ステージ慣れしている春次郎さんは、落ち着いた表情で三方にお辞儀をして。

私も、慌ててそれに倣った。



「それでは、聞いてください。」



張りのある声は、いつかと変わらない―――


私は、言われたように自由にキーボードを鳴らして。

春次郎さんは、それに合わせてくれた。

彼のサックスの音色。

その特別な音色が、私の、そして会場にいるすべての人の、心を震わせる。


いつまでも、いつまでも聴いていたい。


私は、もう無意識にキーボードを弾きながら。

意識は完全に、サックスの音色に吸い込まれていた。



「では、次に『ルパン三世のテーマ』を演奏します。
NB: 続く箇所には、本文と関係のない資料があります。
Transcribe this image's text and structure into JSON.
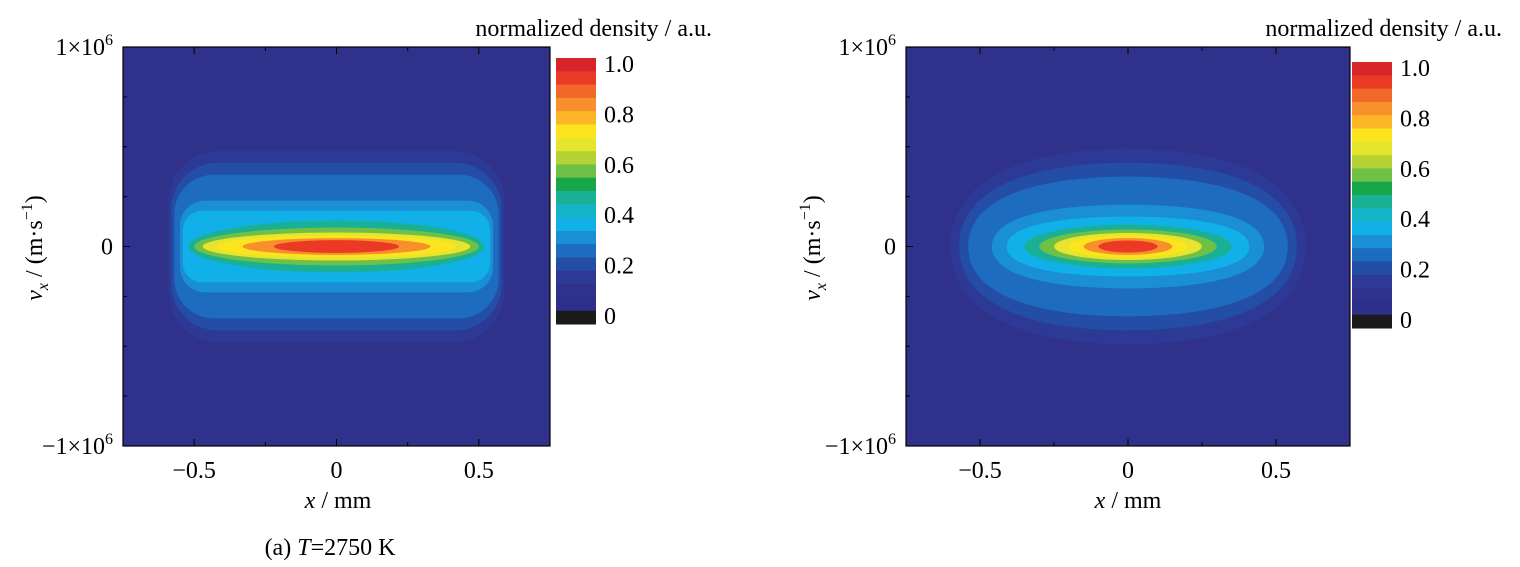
{
  "colorscale": {
    "title": "normalized density / a.u.",
    "ticks": [
      "1.0",
      "0.8",
      "0.6",
      "0.4",
      "0.2",
      "0"
    ],
    "bands": [
      "#d7242a",
      "#ea3a25",
      "#f2682b",
      "#f7902c",
      "#fbb526",
      "#fce51f",
      "#e6e42c",
      "#b5d334",
      "#6fc046",
      "#17a64a",
      "#19b093",
      "#14b4c7",
      "#12b0e8",
      "#1a8fd6",
      "#1d6cc0",
      "#244da6",
      "#2c3a96",
      "#2f318a",
      "#2d2f8a",
      "#1a1a1a"
    ],
    "range": [
      0,
      1.0
    ]
  },
  "chart_data": [
    {
      "type": "heatmap",
      "title": "",
      "caption_prefix": "(a) ",
      "caption_var": "T",
      "caption_value": "=2750 K",
      "xlabel_var": "x",
      "xlabel_unit": " / mm",
      "ylabel_var": "v",
      "ylabel_sub": "x",
      "ylabel_unit": " / (m·s",
      "ylabel_exp": "−1",
      "ylabel_close": ")",
      "xlim": [
        -0.75,
        0.75
      ],
      "ylim": [
        -1000000,
        1000000
      ],
      "xticks": [
        -0.5,
        0,
        0.5
      ],
      "xtick_labels": [
        "−0.5",
        "0",
        "0.5"
      ],
      "yticks": [
        -1000000,
        0,
        1000000
      ],
      "ytick_labels": [
        {
          "mant": "−1×10",
          "exp": "6"
        },
        {
          "mant": "0",
          "exp": ""
        },
        {
          "mant": "1×10",
          "exp": "6"
        }
      ],
      "background_level": 0.05,
      "contours": [
        {
          "level": 0.1,
          "half_width_mm": 0.59,
          "half_height_v": 480000,
          "shape": "rounded-rect"
        },
        {
          "level": 0.15,
          "half_width_mm": 0.58,
          "half_height_v": 420000,
          "shape": "rounded-rect"
        },
        {
          "level": 0.2,
          "half_width_mm": 0.57,
          "half_height_v": 360000,
          "shape": "rounded-rect"
        },
        {
          "level": 0.25,
          "half_width_mm": 0.56,
          "half_height_v": 290000,
          "shape": "rounded-rect"
        },
        {
          "level": 0.3,
          "half_width_mm": 0.55,
          "half_height_v": 230000,
          "shape": "rounded-rect"
        },
        {
          "level": 0.35,
          "half_width_mm": 0.54,
          "half_height_v": 180000,
          "shape": "rounded-rect"
        },
        {
          "level": 0.45,
          "half_width_mm": 0.52,
          "half_height_v": 130000,
          "shape": "ellipse"
        },
        {
          "level": 0.55,
          "half_width_mm": 0.5,
          "half_height_v": 95000,
          "shape": "ellipse"
        },
        {
          "level": 0.65,
          "half_width_mm": 0.47,
          "half_height_v": 70000,
          "shape": "ellipse"
        },
        {
          "level": 0.75,
          "half_width_mm": 0.42,
          "half_height_v": 55000,
          "shape": "ellipse"
        },
        {
          "level": 0.85,
          "half_width_mm": 0.33,
          "half_height_v": 42000,
          "shape": "ellipse"
        },
        {
          "level": 0.95,
          "half_width_mm": 0.22,
          "half_height_v": 32000,
          "shape": "ellipse"
        }
      ]
    },
    {
      "type": "heatmap",
      "title": "",
      "caption_prefix": "",
      "caption_var": "",
      "caption_value": "",
      "xlabel_var": "x",
      "xlabel_unit": " / mm",
      "ylabel_var": "v",
      "ylabel_sub": "x",
      "ylabel_unit": " / (m·s",
      "ylabel_exp": "−1",
      "ylabel_close": ")",
      "xlim": [
        -0.75,
        0.75
      ],
      "ylim": [
        -1000000,
        1000000
      ],
      "xticks": [
        -0.5,
        0,
        0.5
      ],
      "xtick_labels": [
        "−0.5",
        "0",
        "0.5"
      ],
      "yticks": [
        -1000000,
        0,
        1000000
      ],
      "ytick_labels": [
        {
          "mant": "−1×10",
          "exp": "6"
        },
        {
          "mant": "0",
          "exp": ""
        },
        {
          "mant": "1×10",
          "exp": "6"
        }
      ],
      "background_level": 0.05,
      "contours": [
        {
          "level": 0.1,
          "half_width_mm": 0.6,
          "half_height_v": 490000,
          "shape": "oval"
        },
        {
          "level": 0.15,
          "half_width_mm": 0.57,
          "half_height_v": 420000,
          "shape": "oval"
        },
        {
          "level": 0.2,
          "half_width_mm": 0.54,
          "half_height_v": 350000,
          "shape": "oval"
        },
        {
          "level": 0.25,
          "half_width_mm": 0.5,
          "half_height_v": 280000,
          "shape": "oval"
        },
        {
          "level": 0.3,
          "half_width_mm": 0.46,
          "half_height_v": 210000,
          "shape": "oval"
        },
        {
          "level": 0.35,
          "half_width_mm": 0.41,
          "half_height_v": 150000,
          "shape": "oval"
        },
        {
          "level": 0.45,
          "half_width_mm": 0.35,
          "half_height_v": 110000,
          "shape": "ellipse"
        },
        {
          "level": 0.55,
          "half_width_mm": 0.3,
          "half_height_v": 85000,
          "shape": "ellipse"
        },
        {
          "level": 0.65,
          "half_width_mm": 0.25,
          "half_height_v": 68000,
          "shape": "ellipse"
        },
        {
          "level": 0.75,
          "half_width_mm": 0.2,
          "half_height_v": 55000,
          "shape": "ellipse"
        },
        {
          "level": 0.85,
          "half_width_mm": 0.15,
          "half_height_v": 42000,
          "shape": "ellipse"
        },
        {
          "level": 0.95,
          "half_width_mm": 0.1,
          "half_height_v": 30000,
          "shape": "ellipse"
        }
      ]
    }
  ]
}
」



あっという間に、二曲目に移る。


あまりにも懐かしいその曲に、自然と涙が溢れた。

楽譜が見えなくなって、それでも私は、キーボードを弾き続けた。

私が止まったら、春次郎さんの音色まで、止まってしまう気がしたから―――


軽快なテンポ。

美しい音色。

信じられないくらいに、素敵な春次郎さん。


彼は、憑かれたように演奏した。

息が苦しいだろうに。

そんなこと、微塵も感じさせないで。


だからこそ。

その必死の演奏に、どんな人も涙を誘われて。

水を打ったように静かな会場に、春次郎さんのサックスの音色が響いていた。

どこまでも、深く、のびやかに―――


会場の一番奥で。

円花さんが、泣いているのが目に入った。

両方の頬を、とめどなく涙で濡らして。



そして、最後の一音を。

長く、長く伸ばした春次郎さんは。


会場の人々に、丁寧に礼をして。

私の方に目を向けて。



「すみれ。」



そう、掠れた声で呼びかけると。



「ありがとう。」



そう言ったんだ。

春次郎さんの目にも、涙がいっぱいにたまっていて。

私が微笑むと、彼の目からも涙が零れた。


会場を後にして、病室に戻って。

彼は、楽器をケースにしまった。

ゆっくりと、丁寧に。


そして―――


力尽きたように、床に倒れ伏したんだ。